What is truly disturbing about this book’s huge commercial success is that it attests to the prevalence of unreason among vast numbers of Americans. (The book is way down in the ranks on Amazon.com in the United Kingdom.) The Americans buying the book are the same people fighting the teaching of evolution in public schools. They are probably the same people who think they can reduce the government deficit without either paying higher taxes or cutting the military budget, Social Security and Medicare benefits. In this universe of unreason, two plus two can equal anything you want and heaven is not only real but anything you want it to be. At age four, the inability to distinguish between fantasy and reality is charming. Among American adults, widespread identification with the mind of a preschooler is scary.
Jacoby brings up the big problem with religion. After all, does it really matter if foolish people believe a pleasant fantasy like this? What does it hurt if gullible people want to believe what they want to believe.
The problem is that, when you abandon rationality with something like this, you're likely to abandon it where it counts, too. If you don't use reason and evidence here, will you ever use them? In particular, will you use them when the results aren't something you particularly like?
Or will you refuse to accept the scientific consensus about global warming, for example, or evolution, because you want to believe something different? Where does believing in a pleasant fantasy cease to be just an unimportant quirk and become a serious problem for America and the world?

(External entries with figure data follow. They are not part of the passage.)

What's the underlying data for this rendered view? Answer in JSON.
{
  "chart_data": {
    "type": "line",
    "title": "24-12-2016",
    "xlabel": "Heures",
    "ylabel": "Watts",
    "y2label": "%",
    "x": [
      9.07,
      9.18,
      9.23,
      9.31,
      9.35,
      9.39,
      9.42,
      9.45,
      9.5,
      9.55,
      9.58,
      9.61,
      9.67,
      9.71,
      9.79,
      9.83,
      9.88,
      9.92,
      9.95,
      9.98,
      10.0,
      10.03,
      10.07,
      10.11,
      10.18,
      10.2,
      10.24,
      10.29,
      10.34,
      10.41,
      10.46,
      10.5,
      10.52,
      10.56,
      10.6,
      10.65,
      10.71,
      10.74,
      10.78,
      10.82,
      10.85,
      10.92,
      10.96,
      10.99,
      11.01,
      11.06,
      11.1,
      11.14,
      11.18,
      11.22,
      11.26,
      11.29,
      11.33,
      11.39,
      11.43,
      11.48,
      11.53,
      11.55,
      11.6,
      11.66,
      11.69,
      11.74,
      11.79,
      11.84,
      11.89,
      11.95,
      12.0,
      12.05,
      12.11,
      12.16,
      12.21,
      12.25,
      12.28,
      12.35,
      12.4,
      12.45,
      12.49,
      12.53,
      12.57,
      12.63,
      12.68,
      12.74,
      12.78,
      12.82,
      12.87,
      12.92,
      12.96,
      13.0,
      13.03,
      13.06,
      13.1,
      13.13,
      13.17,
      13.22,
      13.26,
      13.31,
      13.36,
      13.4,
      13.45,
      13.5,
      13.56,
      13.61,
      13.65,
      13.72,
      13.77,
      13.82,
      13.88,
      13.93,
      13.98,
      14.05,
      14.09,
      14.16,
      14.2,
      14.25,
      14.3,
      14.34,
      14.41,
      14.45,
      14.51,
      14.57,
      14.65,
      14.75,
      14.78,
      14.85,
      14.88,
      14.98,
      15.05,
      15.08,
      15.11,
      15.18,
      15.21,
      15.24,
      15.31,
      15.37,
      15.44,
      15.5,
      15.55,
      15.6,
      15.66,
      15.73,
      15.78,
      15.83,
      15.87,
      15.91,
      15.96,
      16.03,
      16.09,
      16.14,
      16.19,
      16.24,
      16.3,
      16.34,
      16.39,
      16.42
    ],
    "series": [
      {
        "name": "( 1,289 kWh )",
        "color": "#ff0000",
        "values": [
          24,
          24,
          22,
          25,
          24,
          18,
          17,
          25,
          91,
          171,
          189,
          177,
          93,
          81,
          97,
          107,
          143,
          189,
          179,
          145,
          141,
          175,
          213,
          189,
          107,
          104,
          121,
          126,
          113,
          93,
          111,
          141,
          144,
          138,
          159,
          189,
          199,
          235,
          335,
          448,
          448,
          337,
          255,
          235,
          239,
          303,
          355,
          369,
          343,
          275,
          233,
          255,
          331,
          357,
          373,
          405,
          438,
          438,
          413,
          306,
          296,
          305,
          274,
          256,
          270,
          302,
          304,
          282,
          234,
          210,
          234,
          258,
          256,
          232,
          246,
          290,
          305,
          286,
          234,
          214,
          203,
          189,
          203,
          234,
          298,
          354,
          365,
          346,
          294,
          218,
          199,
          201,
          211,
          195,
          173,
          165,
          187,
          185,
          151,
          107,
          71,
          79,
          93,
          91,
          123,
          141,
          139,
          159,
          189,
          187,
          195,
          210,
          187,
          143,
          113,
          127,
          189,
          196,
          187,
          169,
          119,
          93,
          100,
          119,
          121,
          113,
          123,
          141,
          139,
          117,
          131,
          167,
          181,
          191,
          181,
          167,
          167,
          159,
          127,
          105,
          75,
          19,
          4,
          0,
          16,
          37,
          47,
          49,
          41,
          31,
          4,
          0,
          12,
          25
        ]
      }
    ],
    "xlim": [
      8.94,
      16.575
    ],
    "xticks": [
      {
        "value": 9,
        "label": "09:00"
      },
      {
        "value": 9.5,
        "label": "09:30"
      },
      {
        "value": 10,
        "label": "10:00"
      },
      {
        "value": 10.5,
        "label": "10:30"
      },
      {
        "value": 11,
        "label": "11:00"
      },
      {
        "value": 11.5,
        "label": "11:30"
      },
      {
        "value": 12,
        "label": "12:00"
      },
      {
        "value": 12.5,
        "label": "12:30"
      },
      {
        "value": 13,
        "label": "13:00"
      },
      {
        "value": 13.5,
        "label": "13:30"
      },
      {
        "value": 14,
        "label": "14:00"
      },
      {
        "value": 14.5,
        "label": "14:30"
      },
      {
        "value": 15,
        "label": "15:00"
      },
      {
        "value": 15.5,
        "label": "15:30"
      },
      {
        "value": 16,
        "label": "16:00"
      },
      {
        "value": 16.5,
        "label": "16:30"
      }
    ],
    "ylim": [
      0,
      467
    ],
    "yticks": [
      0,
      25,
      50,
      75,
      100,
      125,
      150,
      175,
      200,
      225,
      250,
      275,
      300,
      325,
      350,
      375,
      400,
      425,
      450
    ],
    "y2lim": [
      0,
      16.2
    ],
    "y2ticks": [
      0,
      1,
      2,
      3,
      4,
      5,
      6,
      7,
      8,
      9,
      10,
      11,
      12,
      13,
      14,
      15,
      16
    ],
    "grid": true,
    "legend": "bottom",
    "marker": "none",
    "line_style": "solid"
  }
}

We already know that the scientific method is the best way we've ever discovered of distinguishing the truth from pleasant-sounding falsehoods. We already know that reason and evidence, together, are the most reliable way to determine the truth, and that we must never stop questioning what we think we know.
When you abandon them once - because, after all, what does it really matter? - why won't you abandon them the next time the truth isn't what you wish it was? In religion, faith is a virtue. In science, faith is a vice. If you decide to use faith for some things and science for others, how will you decide when you'll use which?
I'll tell you exactly how you'll decide: Whenever science tells you something you don't want to hear, you'll choose faith, instead. If you use faith for anything at all, that's how this will turn out. Your religion and your understanding of science may not conflict now, but when they do, which will you choose to believe?
If you understand why faith is not a reliable way to determine the truth, then why use it for anything? If you don't understand that, then inevitably you're just going to pick whatever you want to be true. We're seeing this everywhere in America right now (not just on the right, either). And that's the big problem I have with religion.